The simplest definition of addiction is you have recurring problems stemming from drug or alcohol use. Here are some examples:

  • You use to such an extent you pass out or often can’t remember what happened while you were drunk. Or, in the case of meth or cocaine, you’re often paranoid or see things that aren’t there or hear voices.
  • You’ve been arrested more than once for an alcohol- or drug-related charge. (Arrested, not necessarily convicted)
  • Your spouse or other family members complain about your drinking. Being unable to see your children or repeated divorces and relationship breakups due to your use are extreme examples of this.
  • Your spouse has to call in sick for you on Monday mornings because you’re too hung over to show up. You’ve lost jobs due to drinking.
  • You’re anxious and depressed much of the time and you can’t sleep.
  • You blame someone else for your drinking problem.
  • Alcohol is affecting your health. Your doctor says your liver tests are abnormal, or your blood pressure is too high. Your memory is failing you.
  • You were too busy drinking/using to finish school and bounce from job to job, never a real career.

The three “C”s of alcoholism/addiction

A more comprehensive definition of addiction is the three “C”s:

  1. Craving or Compulsive use. You think about alcohol or drugs a lot. You dream about using and much of the time all you can think about is getting loaded.
  2. Loss of ControlYou routinely use more than you intend. “One little drinky-poo” turns into ten.
  3. Ongoing use despite Consequences. The problems noted in the previous section keep showing up.

Typically these three come together. More than one of these means you have a problem.

What causes alcoholism/addiction?

The large majority of people with drug or alcohol problems have a positive family history: blood relatives who were themselves addicted. For almost everyone, this is an inherited illness.

When you realize you were born with the tendency to abuse alcohol or drugs, you realize this illness isn’t your fault. But it is your responsibility.

How can you tell? About 70-80% of the population are what we in the business call “normies.” They have a couple of drinks and nothing happens. Alcohol makes them a little relaxed but almost immediately causes sleepiness and an upset stomach. It’s okay but there’s nothing really fun about drinking. More than a little alcohol is really annoying.

It’s completely different if you’ve inherited the risk for alcoholism. A few drinks and you feel really good. A few more and you feel even better. The sky’s the limit! You can drink a lot, more than most of the people you know. And getting drunk is the best yet (never mind the morning after). As one gentleman told me, alcohol “is like a rocket up your butt.” Getting drunk is better than sex, better than anything.

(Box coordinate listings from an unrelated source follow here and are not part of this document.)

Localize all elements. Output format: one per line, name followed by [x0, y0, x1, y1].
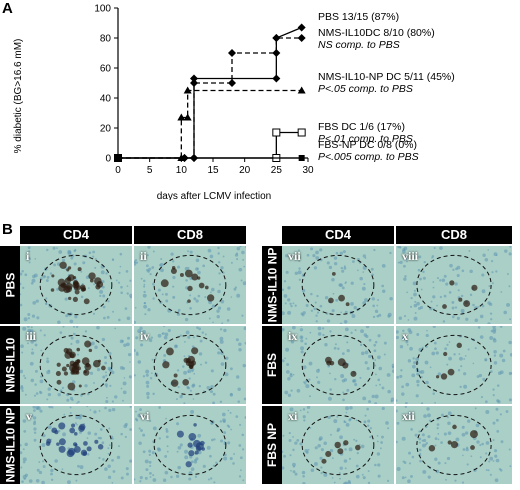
series-3 [114, 128, 306, 162]
panel-a-letter: A [2, 0, 13, 17]
tile-label: v [26, 409, 32, 423]
data-point [297, 23, 306, 32]
x-tick-label: 5 [147, 165, 153, 176]
tile-label: vii [288, 249, 301, 263]
micrograph-iv: iv [134, 326, 246, 404]
y-tick-label: 60 [100, 64, 112, 75]
row-label: NMS-IL10 NP [0, 406, 20, 484]
legend-entry: FBS-NP DC 0/8 (0%) [318, 139, 417, 151]
tile-label: iii [26, 329, 37, 343]
data-point [272, 49, 281, 57]
legend-note: P<.01 comp. to PBS [318, 133, 413, 145]
micrograph-ii: ii [134, 246, 246, 324]
legend-note: P<.005 comp. to PBS [318, 151, 419, 163]
header-cd8-right: CD8 [396, 226, 512, 244]
y-tick-label: 0 [105, 154, 111, 165]
data-point [228, 79, 236, 87]
tile-label: ix [288, 329, 298, 343]
header-cd8-left: CD8 [134, 226, 246, 244]
data-point [183, 86, 192, 94]
tile-label: ii [140, 249, 147, 263]
x-axis-label: days after LCMV infection [157, 191, 272, 200]
row-label: NMS-IL10 NP [262, 246, 282, 324]
tile-label: viii [402, 249, 419, 263]
micrograph-vii: vii [282, 246, 394, 324]
data-point [272, 128, 281, 137]
micrograph-ix: ix [282, 326, 394, 404]
legend-note: P<.05 comp. to PBS [318, 83, 413, 95]
micrograph-xii: xii [396, 406, 512, 484]
row-label: NMS-IL10 [0, 326, 20, 404]
micrograph-vi: vi [134, 406, 246, 484]
y-tick-label: 100 [94, 4, 111, 15]
data-point [272, 34, 281, 42]
legend-entry: NMS-IL10DC 8/10 (80%) [318, 27, 435, 39]
x-tick-label: 30 [302, 165, 314, 176]
data-point [228, 49, 236, 57]
data-point [177, 113, 186, 121]
data-point [190, 79, 198, 87]
tile-label: i [26, 249, 30, 263]
micrograph-x: x [396, 326, 512, 404]
micrograph-iii: iii [20, 326, 132, 404]
legend-entry: PBS 13/15 (87%) [318, 11, 399, 23]
x-tick-label: 0 [115, 165, 121, 176]
y-tick-label: 20 [100, 124, 112, 135]
data-point [190, 74, 198, 83]
row-label: FBS [262, 326, 282, 404]
tile-label: xii [402, 409, 415, 423]
x-tick-label: 15 [207, 165, 219, 176]
row-label: FBS NP [262, 406, 282, 484]
series-line [118, 37, 302, 159]
micrograph-i: i [20, 246, 132, 324]
micrograph-v: v [20, 406, 132, 484]
data-point [297, 34, 306, 42]
header-cd4-left: CD4 [20, 226, 132, 244]
x-tick-label: 10 [176, 165, 188, 176]
legend-entry: FBS DC 1/6 (17%) [318, 121, 405, 133]
data-point [272, 74, 281, 83]
panel-b-letter: B [2, 221, 13, 238]
header-cd4-right: CD4 [282, 226, 394, 244]
micrograph-viii: viii [396, 246, 512, 324]
micrograph-xi: xi [282, 406, 394, 484]
y-tick-label: 80 [100, 34, 112, 45]
legend-entry: NMS-IL10-NP DC 5/11 (45%) [318, 71, 455, 83]
tile-label: iv [140, 329, 150, 343]
series-4 [115, 155, 305, 161]
series-line [118, 26, 302, 159]
data-point [115, 155, 121, 161]
x-tick-label: 20 [239, 165, 251, 176]
data-point [183, 113, 192, 121]
tile-label: xi [288, 409, 298, 423]
data-point [298, 155, 305, 161]
row-label: PBS [0, 246, 20, 324]
y-axis-label: % diabetic (BG>16.6 mM) [13, 39, 24, 154]
tile-label: x [402, 329, 408, 343]
data-point [297, 86, 306, 94]
tile-label: vi [140, 409, 150, 423]
y-tick-label: 40 [100, 94, 112, 105]
x-tick-label: 25 [271, 165, 283, 176]
legend-note: NS comp. to PBS [318, 39, 400, 51]
series-line [118, 89, 302, 159]
survival-chart: 0 5 10 15 20 25 30 0 20 40 60 80 100 PBS 13/15 (87%)… [13, 4, 455, 201]
data-point [297, 128, 306, 137]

In clinical terms, people who inherit the risk for alcohol are different from “normies” in two ways: they become euphoric with alcohol (normies don’t feel much of anything) and they have a high tolerance (normies become sick).

How do you treat alcoholism/addiction?

I’ll cover this separately. Short version: find someone who specializes in treating addiction and get help. One word of warning: this field is now full of crooks and charlatans. Buyer beware!

Certainly many people get sober just by attending Alcoholics Anonymous meetings in the community. However, attending formal chemical dependency treatment is about three times more effective in achieving a lasting recovery than just AA.